Friday, August 24, 2018

Why is Australia doing well in the Shanghai rankings?

I am feeling a bit embarrassed. In a recent post I wrote about the Shanghai Rankings (ARWU) being a bit boring (which is good) because university ranks usually do not change very much. But then I noticed that a couple of Australian universities did very well in the latest rankings. One of them, the Australian National University (ANU), has risen a spectacular (for ARWU) 31 places over last year. The Financial Review says that "[u]niversity scientific research has boosted the position of two Australian universities in a global ranking of higher education providers." 

The ranking is ARWU and the rise in the ranking is linked to the economic contribution of Australian universities, especially those in the Group of Eight.

So how well did Australian universities do? The top performer, as in previous years, is the University of Melbourne, which went up a spot to 38th place. Two other universities went up a lot in a very un-Shanghainese way, ANU, already mentioned, from 69th to 38th place and the University of Sydney from  to 83rd to  68th

The University of Queensland was unchanged in 55th place while Monash fell from 78th to 91st  and the University of Western Australia from 91st to 93rd. 

How did ANU and Sydney do it? The ANU scores for Nobel and Fields awards were unchanged. Publications were up a bit  and papers in Nature and Science down a bit.  

What made the difference was the score for highly cited researchers, derived from lists kept by Clarivate Analytics, which rose from 15.4 to 23.5, a difference of 8.1 or, after weighting, 1.62 points of the overall score. The difference in total scores between 2017 and 2018 was 1.9 so those highly cited researchers made up most of the difference.

In 2016 ANU had two researchers in the list, which was used for the 2017 rankings. One was also on the 2017 list, used in 2018. In 2017 there were six ANU  highly cited researchers, one from the previous year and one who had moved from MIT. The other four were long serving ANU researchers.

Let's be clear. ANU has not been handing out unusual contracts or poaching from other institutions. It has grown its own researchers and should be congratulated.

But using an indicator where a single researcher can lift a top 100 university seven or eight places is an invitation to perverse consequences. ARWU should consider whether it is time to explore other measures of research impact.

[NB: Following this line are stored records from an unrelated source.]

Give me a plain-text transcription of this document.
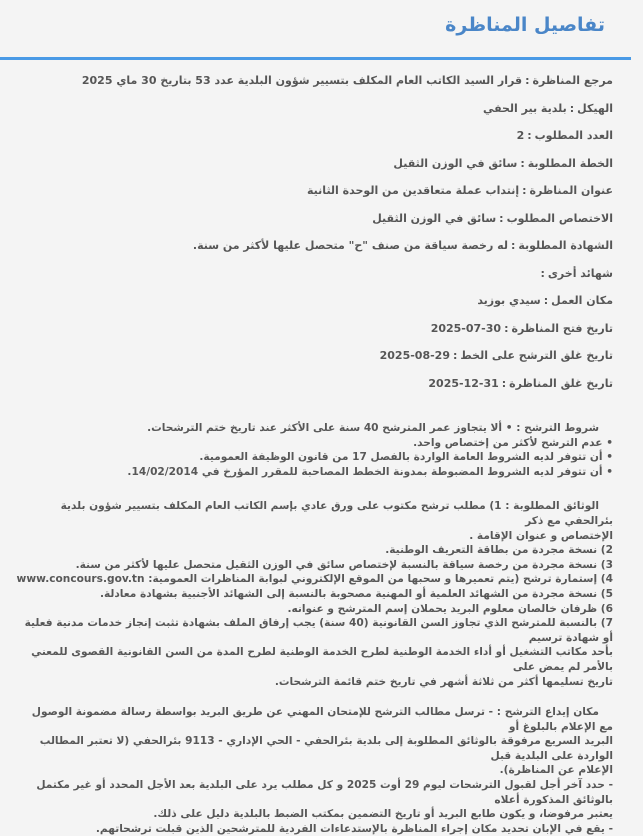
تفاصيل المناظرة

مرجع المناظرة
:
قرار السيد الكاتب العام المكلف بتسيير شؤون البلدية عدد 53 بتاريخ 30 ماي 2025

الهيكل
:
بلدية بير الحفي

العدد المطلوب
:
2

الخطة المطلوبة
:
سائق في الوزن الثقيل

عنوان المناظرة
:
إنتداب عملة متعاقدين من الوحدة الثانية

الاختصاص المطلوب
:
سائق في الوزن الثقيل

الشهادة المطلوبة
:
له رخصة سياقة من صنف "ح" متحصل عليها لأكثر من سنة.

شهائد أخرى
:

مكان العمل
:
سيدي بوزيد

تاريخ فتح المناظرة
:
2025-07-30

تاريخ غلق الترشح على الخط
:
2025-08-29

تاريخ غلق المناظرة
:
2025-12-31

شروط الترشح : • ألا يتجاوز عمر المترشح 40 سنة على الأكثر عند تاريخ ختم الترشحات.
• عدم الترشح لأكثر من إختصاص واحد.
• أن تتوفر لديه الشروط العامة الواردة بالفصل 17 من قانون الوظيفة العمومية.
• أن تتوفر لديه الشروط المضبوطة بمدونة الخطط المصاحبة للمقرر المؤرخ في 14/02/2014.
الوثائق المطلوبة : 1) مطلب ترشح مكتوب على ورق عادي بإسم الكاتب العام المكلف بتسيير شؤون بلدية بئرالحفي مع ذكر
الإختصاص و عنوان الإقامة .
2) نسخة مجردة من بطاقة التعريف الوطنية.
3) نسخة مجردة من رخصة سياقة بالنسبة لإختصاص سائق في الوزن الثقيل متحصل عليها لأكثر من سنة.
4) إستمارة ترشح (يتم تعميرها و سحبها من الموقع الإلكتروني لبوابة المناظرات العمومية: www.concours.gov.tn
5) نسخة مجردة من الشهائد العلمية أو المهنية مصحوبة بالنسبة إلى الشهائد الأجنبية بشهادة معادلة.
6) ظرفان خالصان معلوم البريد يحملان إسم المترشح و عنوانه.
7) بالنسبة للمترشح الذي تجاوز السن القانونية (40 سنة) يجب إرفاق الملف بشهادة تثبت إنجاز خدمات مدنية فعلية أو شهادة ترسيم
بأحد مكاتب التشغيل أو أداء الخدمة الوطنية لطرح الخدمة الوطنية لطرح المدة من السن القانونية القصوى للمعني بالأمر لم يمض على
تاريخ تسليمها أكثر من ثلاثة أشهر في تاريخ ختم قائمة الترشحات.
مكان إيداع الترشح : - ترسل مطالب الترشح للإمتحان المهني عن طريق البريد بواسطة رسالة مضمونة الوصول مع الإعلام بالبلوغ أو
البريد السريع مرفوقة بالوثائق المطلوبة إلى بلدية بئرالحفي - الحي الإداري - 9113 بئرالحفي (لا تعتبر المطالب الواردة على البلدية قبل
الإعلام عن المناظرة).
- حدد آخر أجل لقبول الترشحات ليوم 29 أوت 2025 و كل مطلب يرد على البلدية بعد الأجل المحدد أو غير مكتمل بالوثائق المذكورة أعلاه
يعتبر مرفوضا، و يكون طابع البريد أو تاريخ التضمين بمكتب الضبط بالبلدية دليل على ذلك.
- يقع في الإبان تحديد مكان إجراء المناظرة بالإستدعاءات الفردية للمترشحين الذين قبلت ترشحاتهم.
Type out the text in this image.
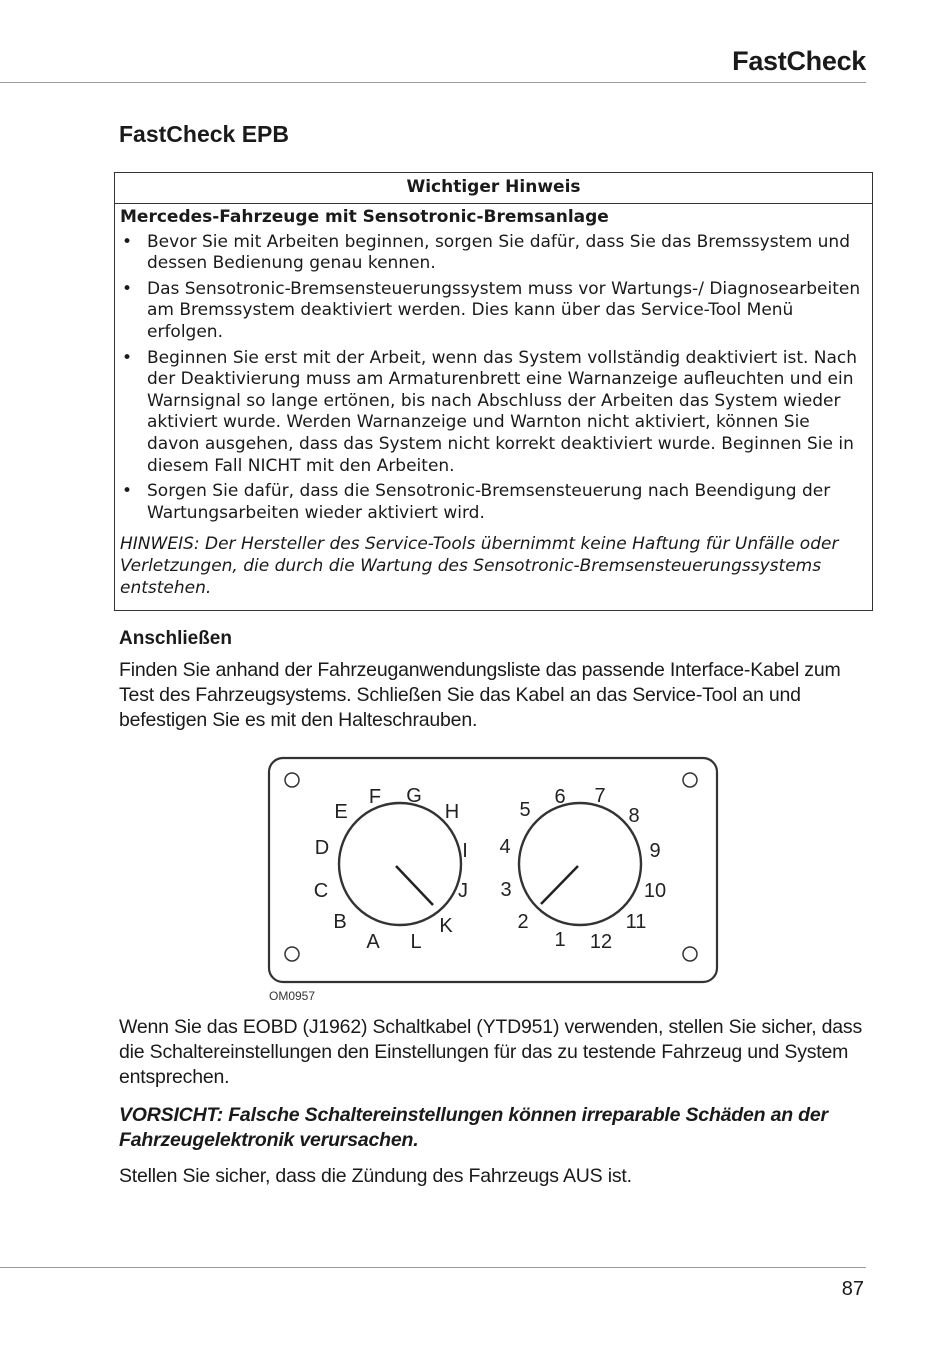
FastCheck
FastCheck EPB
Wichtiger Hinweis
Mercedes-Fahrzeuge mit Sensotronic-Bremsanlage
• Bevor Sie mit Arbeiten beginnen, sorgen Sie dafür, dass Sie das Bremssystem und dessen Bedienung genau kennen.
• Das Sensotronic-Bremsensteuerungssystem muss vor Wartungs-/ Diagnosearbeiten am Bremssystem deaktiviert werden. Dies kann über das Service-Tool Menü erfolgen.
• Beginnen Sie erst mit der Arbeit, wenn das System vollständig deaktiviert ist. Nach der Deaktivierung muss am Armaturenbrett eine Warnanzeige aufleuchten und ein Warnsignal so lange ertönen, bis nach Abschluss der Arbeiten das System wieder aktiviert wurde. Werden Warnanzeige und Warnton nicht aktiviert, können Sie davon ausgehen, dass das System nicht korrekt deaktiviert wurde. Beginnen Sie in diesem Fall NICHT mit den Arbeiten.
• Sorgen Sie dafür, dass die Sensotronic-Bremsensteuerung nach Beendigung der Wartungsarbeiten wieder aktiviert wird.
HINWEIS: Der Hersteller des Service-Tools übernimmt keine Haftung für Unfälle oder Verletzungen, die durch die Wartung des Sensotronic-Bremsensteuerungssystems entstehen.
Anschließen
Finden Sie anhand der Fahrzeuganwendungsliste das passende Interface-Kabel zum Test des Fahrzeugsystems. Schließen Sie das Kabel an das Service-Tool an und befestigen Sie es mit den Halteschrauben.
A
B
C
D
E
F G
H
I
J
K
L	1
2
3
4
5
6 7
8
9
10
11
12
OM0957
Wenn Sie das EOBD (J1962) Schaltkabel (YTD951) verwenden, stellen Sie sicher, dass die Schaltereinstellungen den Einstellungen für das zu testende Fahrzeug und System entsprechen.
VORSICHT: Falsche Schaltereinstellungen können irreparable Schäden an der Fahrzeugelektronik verursachen.
Stellen Sie sicher, dass die Zündung des Fahrzeugs AUS ist.
87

The improved scores for the University of Sydney resulted from an increase between 2016 and 2017 in the number of articles published in the Science Citation Index Expanded and the Social Science Citation Index.

1 comment:

Tony Sheil said...

It might be time for ARWU to consider a major re-think of the Hi-Ci indicator. The presence of a single Hi-Ci can result in a ranking of more than 100 places higher for a university ranked at 500th. A more accurate and stable measure of research impact would be total highly cited article count for a university over a five year period. Many of us use this indicator and find it more useful for benchmarking than number of Hi-C0 researchers.